Audit Trail Low-Level Design: Immutable Event Log, Compliance Queries, and Retention

An audit trail is an append-only log of every action taken on sensitive resources — who changed what, when, and from where. Required for compliance (SOC 2, HIPAA, PCI-DSS), incident investigation, and regulatory reporting. Core requirements: immutability (no UPDATE or DELETE on audit records), completeness (capture every state change), queryability (filter by actor, resource, time range), and long-term retention without table bloat.

Core Data Model

-- Append-only audit event log (NEVER UPDATE or DELETE rows)
CREATE TABLE AuditEvent (
    event_id      BIGSERIAL,
    occurred_at   TIMESTAMPTZ NOT NULL DEFAULT NOW(),
    -- Who
    actor_type    TEXT NOT NULL,   -- 'user', 'system', 'api_key'
    actor_id      UUID NOT NULL,
    actor_ip      INET,
    actor_ua      TEXT,            -- User-Agent string
    -- What
    action        TEXT NOT NULL,   -- 'create', 'update', 'delete', 'login', 'export'
    resource_type TEXT NOT NULL,   -- 'user', 'order', 'payment', 'config'
    resource_id   TEXT NOT NULL,   -- the PK of the affected row
    -- Context
    old_value     JSONB,           -- snapshot before change (NULL for creates)
    new_value     JSONB,           -- snapshot after change (NULL for deletes)
    metadata      JSONB,           -- extra context: request_id, session_id, org_id
    PRIMARY KEY (event_id, occurred_at)
) PARTITION BY RANGE (occurred_at);

-- Monthly partitions for efficient range queries and retention management
-- CREATE TABLE audit_events_2026_04 PARTITION OF AuditEvent
--     FOR VALUES FROM ('2026-04-01') TO ('2026-05-01');

-- Index patterns matching query access
CREATE INDEX idx_audit_actor ON AuditEvent (actor_id, occurred_at DESC);
CREATE INDEX idx_audit_resource ON AuditEvent (resource_type, resource_id, occurred_at DESC);
CREATE INDEX idx_audit_action ON AuditEvent (action, occurred_at DESC);

Audit Middleware: Auto-Capture via Decorator

from functools import wraps
from datetime import datetime, timezone
import json, psycopg2
from typing import Any

def audit(action: str, resource_type: str, resource_id_param: str = 'resource_id'):
    """
    Decorator that automatically logs an audit event around a function call.
    Captures the before/after state of the resource.

    Usage:
        @audit('update', 'user', resource_id_param='user_id')
        def update_user(conn, actor, user_id, **changes):
            ...
    """
    def decorator(fn):
        @wraps(fn)
        def wrapper(*args, **kwargs):
            # Extract resource_id from kwargs or positional args
            resource_id = kwargs.get(resource_id_param)
            actor = kwargs.get('actor') or (args[1] if len(args) > 1 else None)
            conn = kwargs.get('conn') or args[0]

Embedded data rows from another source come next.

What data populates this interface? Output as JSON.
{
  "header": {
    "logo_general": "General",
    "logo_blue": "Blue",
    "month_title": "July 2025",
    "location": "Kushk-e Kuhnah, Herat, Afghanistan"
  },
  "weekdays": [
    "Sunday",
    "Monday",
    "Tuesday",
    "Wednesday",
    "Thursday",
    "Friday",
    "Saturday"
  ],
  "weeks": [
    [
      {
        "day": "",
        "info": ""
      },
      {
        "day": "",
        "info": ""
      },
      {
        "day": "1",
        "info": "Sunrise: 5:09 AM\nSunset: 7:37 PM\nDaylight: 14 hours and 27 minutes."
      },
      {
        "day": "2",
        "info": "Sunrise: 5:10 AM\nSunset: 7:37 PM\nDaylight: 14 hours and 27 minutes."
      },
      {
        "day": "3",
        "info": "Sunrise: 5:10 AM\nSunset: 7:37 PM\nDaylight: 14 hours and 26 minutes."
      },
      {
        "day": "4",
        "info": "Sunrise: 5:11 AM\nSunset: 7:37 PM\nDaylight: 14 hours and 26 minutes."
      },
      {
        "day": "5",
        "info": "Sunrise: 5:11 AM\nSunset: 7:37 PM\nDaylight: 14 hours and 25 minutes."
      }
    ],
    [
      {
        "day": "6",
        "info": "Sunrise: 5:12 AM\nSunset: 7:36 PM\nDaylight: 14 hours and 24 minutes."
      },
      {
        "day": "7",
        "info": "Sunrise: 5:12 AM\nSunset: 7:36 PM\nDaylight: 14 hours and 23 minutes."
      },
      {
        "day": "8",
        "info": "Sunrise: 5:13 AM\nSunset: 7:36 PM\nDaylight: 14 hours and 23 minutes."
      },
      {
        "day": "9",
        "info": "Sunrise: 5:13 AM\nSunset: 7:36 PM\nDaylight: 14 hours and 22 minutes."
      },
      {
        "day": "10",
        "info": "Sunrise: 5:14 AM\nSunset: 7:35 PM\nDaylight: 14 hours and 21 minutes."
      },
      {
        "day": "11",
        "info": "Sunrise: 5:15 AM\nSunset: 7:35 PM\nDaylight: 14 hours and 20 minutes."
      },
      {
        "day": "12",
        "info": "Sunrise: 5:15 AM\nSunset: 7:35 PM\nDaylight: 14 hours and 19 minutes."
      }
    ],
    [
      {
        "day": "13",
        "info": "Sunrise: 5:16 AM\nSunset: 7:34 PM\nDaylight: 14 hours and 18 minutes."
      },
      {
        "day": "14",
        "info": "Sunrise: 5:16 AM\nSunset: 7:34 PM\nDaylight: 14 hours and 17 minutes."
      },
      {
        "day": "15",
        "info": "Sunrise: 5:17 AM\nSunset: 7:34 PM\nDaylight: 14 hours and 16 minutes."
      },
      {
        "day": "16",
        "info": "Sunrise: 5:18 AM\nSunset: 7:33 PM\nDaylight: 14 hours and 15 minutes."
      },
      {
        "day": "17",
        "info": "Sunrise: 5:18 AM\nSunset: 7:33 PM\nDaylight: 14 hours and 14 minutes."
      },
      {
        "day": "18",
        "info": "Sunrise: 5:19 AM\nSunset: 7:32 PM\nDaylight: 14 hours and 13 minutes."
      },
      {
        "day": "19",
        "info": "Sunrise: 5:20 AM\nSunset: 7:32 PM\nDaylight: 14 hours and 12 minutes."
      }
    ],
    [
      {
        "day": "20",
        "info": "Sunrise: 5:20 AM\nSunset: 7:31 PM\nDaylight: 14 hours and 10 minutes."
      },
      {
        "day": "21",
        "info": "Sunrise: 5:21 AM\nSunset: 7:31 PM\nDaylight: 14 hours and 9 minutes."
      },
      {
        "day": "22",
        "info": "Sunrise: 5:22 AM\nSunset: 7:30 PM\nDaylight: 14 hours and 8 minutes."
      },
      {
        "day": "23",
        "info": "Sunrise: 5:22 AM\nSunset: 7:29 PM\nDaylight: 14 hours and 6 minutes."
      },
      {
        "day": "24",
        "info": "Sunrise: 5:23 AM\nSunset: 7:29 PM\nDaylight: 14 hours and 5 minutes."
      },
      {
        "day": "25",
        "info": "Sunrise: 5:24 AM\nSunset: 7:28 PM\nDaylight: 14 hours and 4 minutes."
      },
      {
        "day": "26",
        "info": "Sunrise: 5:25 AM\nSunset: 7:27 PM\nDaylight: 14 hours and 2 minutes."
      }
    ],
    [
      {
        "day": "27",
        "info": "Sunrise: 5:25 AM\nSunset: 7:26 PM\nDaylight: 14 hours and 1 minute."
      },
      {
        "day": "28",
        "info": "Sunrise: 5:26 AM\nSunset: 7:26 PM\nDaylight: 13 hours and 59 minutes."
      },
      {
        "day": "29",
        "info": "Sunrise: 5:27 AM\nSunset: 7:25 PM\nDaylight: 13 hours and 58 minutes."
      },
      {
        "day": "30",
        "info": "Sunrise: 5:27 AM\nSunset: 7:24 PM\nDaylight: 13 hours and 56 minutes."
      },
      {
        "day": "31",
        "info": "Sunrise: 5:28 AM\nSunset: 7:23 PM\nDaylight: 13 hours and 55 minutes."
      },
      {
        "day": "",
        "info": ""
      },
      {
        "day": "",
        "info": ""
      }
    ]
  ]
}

            # Capture old state before mutation
            old_value = fetch_resource_snapshot(conn, resource_type, resource_id)

            # Execute the actual function
            result = fn(*args, **kwargs)

            # Capture new state after mutation
            new_value = fetch_resource_snapshot(conn, resource_type, resource_id)

            # Write audit event
            write_audit_event(
                conn=conn,
                actor_type=actor.get('type', 'user'),
                actor_id=actor['id'],
                actor_ip=actor.get('ip'),
                action=action,
                resource_type=resource_type,
                resource_id=str(resource_id),
                old_value=old_value,
                new_value=new_value,
                metadata={"request_id": actor.get('request_id')}
            )
            return result
        return wrapper
    return decorator

def write_audit_event(conn, actor_type, actor_id, actor_ip, action,
                       resource_type, resource_id, old_value, new_value, metadata):
    with conn.cursor() as cur:
        cur.execute("""
            INSERT INTO AuditEvent
            (actor_type, actor_id, actor_ip, action, resource_type, resource_id,
             old_value, new_value, metadata)
            VALUES (%s, %s, %s, %s, %s, %s, %s, %s, %s)
        """, (
            actor_type, actor_id, actor_ip, action,
            resource_type, resource_id,
            json.dumps(old_value) if old_value else None,
            json.dumps(new_value) if new_value else None,
            json.dumps(metadata) if metadata else None
        ))
    # Audit writes should be in a separate transaction from the main mutation
    # so that a failed business transaction doesn't prevent audit logging

Query Patterns

def get_resource_history(conn, resource_type: str, resource_id: str,
                          limit: int = 50, before: datetime | None = None) -> list[dict]:
    """
    Fetch the full change history for a specific resource.
    Cursor-paginated for large histories.
    """
    with conn.cursor() as cur:
        params = [resource_type, resource_id]
        cursor_clause = ""
        if before:
            cursor_clause = "AND occurred_at  list[dict]:
    """All actions taken by a specific user in a time range — for incident investigation."""
    with conn.cursor() as cur:
        cur.execute("""
            SELECT occurred_at, action, resource_type, resource_id, actor_ip
            FROM AuditEvent
            WHERE actor_id = %s
              AND occurred_at BETWEEN %s AND %s
            ORDER BY occurred_at DESC
        """, (actor_id, from_ts, to_ts))
        cols = [d[0] for d in cur.description]
        return [dict(zip(cols, row)) for row in cur.fetchall()]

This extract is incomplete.